56Le concept de cinéma parfait est utilisé dans deux sens complètement différents : d’une part, il désigne les modèles du cinéma dominant (question que nous avons déjà abordée et qui est liée à la qualité technique) et, d’autre part, il désigne un cinéma « désintéressé » qui n’existerait pas actuellement (même pas dans le cas du cinéma « techniquement parfait », en supposant qu’un tel cinéma existe). Le cinéma auquel aspire García-Espinosa s’intègre dans un art « désintéressé » qui ne serait possible, selon l’auteur, que si l’art n’obéissait pas aux intérêts de groupes déterminés, mais serait une activité à la portée de tous : un art fait par le peuple50. Comme nous pouvons le voir, la fin à laquelle aspire le cinéaste cubain est la dissolution de l’art dans la vie. García-Espinosa synthétise cette dissolution, à la fin du manifeste, par les mots « l’art ne va pas s’évanouir dans le rien. Il va s’évanouir dans le tout51 ». Ce « tout » est la société, qui doit devenir à la fois créateur et public de l’art ; le dépassement de l’art « intéressé » implique la disparition de l’élite créatrice et de l’art « élitiste ».
57Le « cinéma imparfait » revendiqué par le réalisateur cubain doit soutenir l’obtention d’un art « désintéressé », compris comme un art réalisé par le peuple. C’est pour cette raison que l’auteur affirme que « le futur est le folklore52 », au sens étymologique du terme : folk, peuple et lore, savoir, c’est-à-dire le savoir, la connaissance du peuple, l’art du peuple. García-Espinosa remarque une contradiction entre cet objectif et la création de spécialistes cinématographiques à Cuba ; il s’agit d’une autocritique ou, du moins, d’une mise en question du travail mené par le cinéaste et ses collègues au sein de l’ICAIC. Cependant, l’auteur le voit comme une étape préalable et nécessaire à l’objectif final d’un cinéma qui soit folklore. Le travail réalisé par les institutions cinématographiques contribue « à libérer les moyens privés de production artistique53 » (García-Espinosa semble avoir à l’esprit les expropriations de cinémas et la construction de laboratoires au début de la Révolution), chose qu’il considère indispensable pour arriver à un art du peuple. Malgré tout, cette libération des moyens de production ne servira pas à grand-chose si les cinéastes continuent à se considérer comme une élite, préoccupée par la satisfaction de leur propre goût.

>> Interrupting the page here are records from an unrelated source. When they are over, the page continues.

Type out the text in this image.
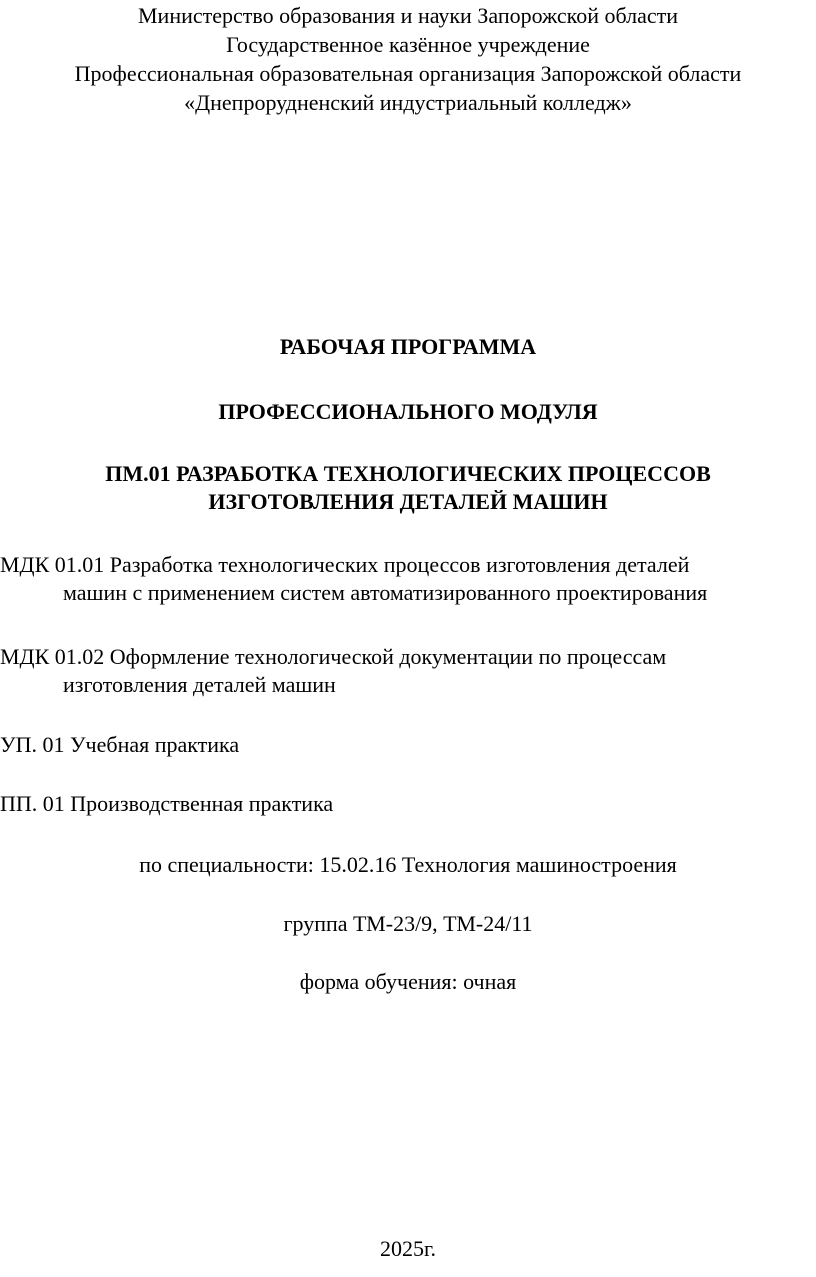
Министерство образования и науки Запорожской области
Государственное казённое учреждение
Профессиональная образовательная организация Запорожской области
«Днепрорудненский индустриальный колледж»
РАБОЧАЯ ПРОГРАММА
ПРОФЕССИОНАЛЬНОГО МОДУЛЯ
ПМ.01 РАЗРАБОТКА ТЕХНОЛОГИЧЕСКИХ ПРОЦЕССОВ
ИЗГОТОВЛЕНИЯ ДЕТАЛЕЙ МАШИН
МДК 01.01 Разработка технологических процессов изготовления деталей
машин с применением систем автоматизированного проектирования
МДК 01.02 Оформление технологической документации по процессам
изготовления деталей машин
УП. 01 Учебная практика
ПП. 01 Производственная практика
по специальности: 15.02.16 Технология машиностроения
группа ТМ-23/9, ТМ-24/11
форма обучения: очная
2025г.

58L’intérêt de García-Espinosa pour l’art populaire vient en large mesure de ce refus d’un cinéma élitiste. La recherche d’un rôle actif du public se sert de stratégies comme la distanciation et l’opposition critique aux genres du cinéma dominant, qui sont réfléchies dans la pratique dans le film Les Aventures de Juan Quin Quin. García-Espinosa dépasse néanmoins, dans ses réflexions théoriques, le point auquel il était arrivé dans la pratique cinématographique qui précède le manifeste. La question n’est pas seulement que le public participe activement à la réception d’un film, mais qu’il en devienne l’auteur. Un art des masses fait par les masses pour les masses n’est pas une utopie pour García-Espinosa, puisque l’art populaire a depuis toujours été caractérisé par le fait que « les créateurs sont en même temps les spectateurs et vice versa54 ».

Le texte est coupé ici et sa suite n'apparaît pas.